A queste morti recenti bisogna aggiungere, secondo un rapporto dell’International Crisis Group (Icg), la violenza che ha ucciso centinaia di operai tra il 2019 e il 2020. Violenze tra operai in lotta per un piatto di lenticchie, certo, ma anche da parte di bande criminali, che organizzano veri e propri raid notturni allo scopo di mettere le mani sulla produzione illegale.

SECONDO IL QUOTIDIANO The Standard il collasso dell’economia, ma anche i cambiamenti climatici in un paese a vocazione agricola e altri fattori, hanno costretto oltre 500mila zimbabwani a dedicarsi all’estrazione artigianale su piccola scala per far fronte alle difficoltà economiche. Ma l’oro non è attrattivo solo ai livelli più bassi della società zimbabwana. Ai piani più alti dello Stato sembra essere in corso una vera e propria lotta per il controllo del settore e, di conseguenza, del paese.

I protagonisti sono i primi tre della scala gerarchica nazionale, tutti e tre ex-militari: il presidente Emmerson Mnangagwa, salito al potere con un colpo di stato militare, il suo vice Constantino Chiwenga, ex-comandante delle Forze di Difesa, e il ministro degli Esteri Sibusiso Moyo, ex-generale di alto rango. Ognuno di loro, evidenzia un recente rapporto di Icg , punta a ottenere il controllo dell’industria aurifera e, quindi, della maggiore entrata di liquidità nel Paese.
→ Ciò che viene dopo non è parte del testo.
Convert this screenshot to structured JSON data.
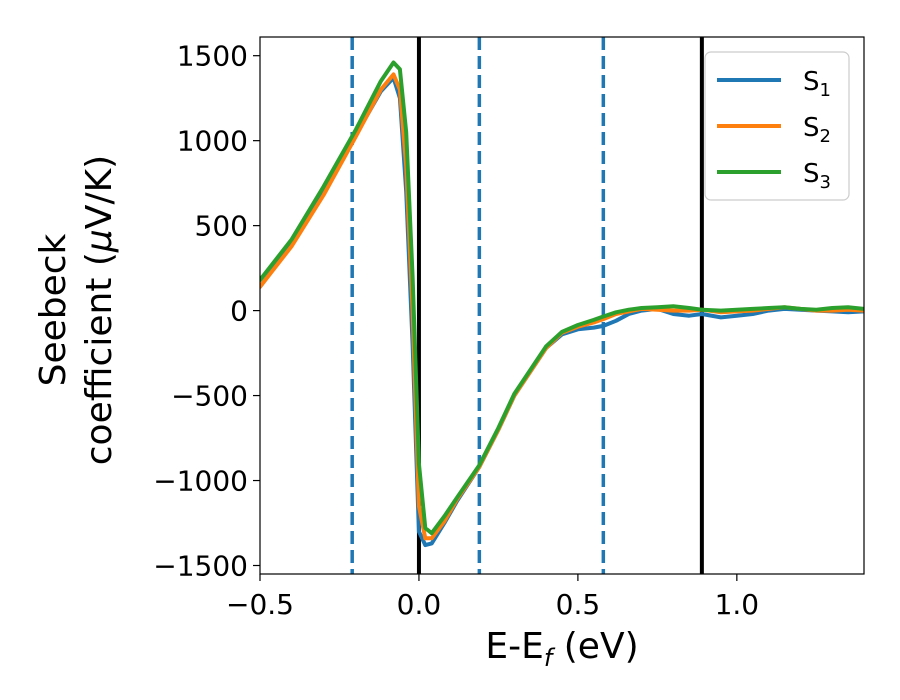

Tutti e tre, esponenti di tre diverse fazioni all’interno dello storico partito Zanu-PF e del governo, sono in corsa per la leadership del partito in vista delle elezioni del 2023 e i minatori abusivi rappresentano una grossa fetta dello zoccolo duro dell’elettorato del partito nel sistema politico clientelare dello Zimbabwe.

IL GOVERNO, DA TEMPO, sostiene di voler regolarizzare l’estrazione artigianale dell’oro così da poter garantire standard di sicurezza più alti per i minatori ma sono in tanti a pensare che l’obiettivo sia solo aggredire i ricchi proventi del mercato illegale. L’obiettivo, secondo il piano strategico lanciato nel 2019, è il raggiungere un’economia mineraria da 12 miliardi di dollari entro il 2023, di cui 4 solamente derivanti dal settore aurifero.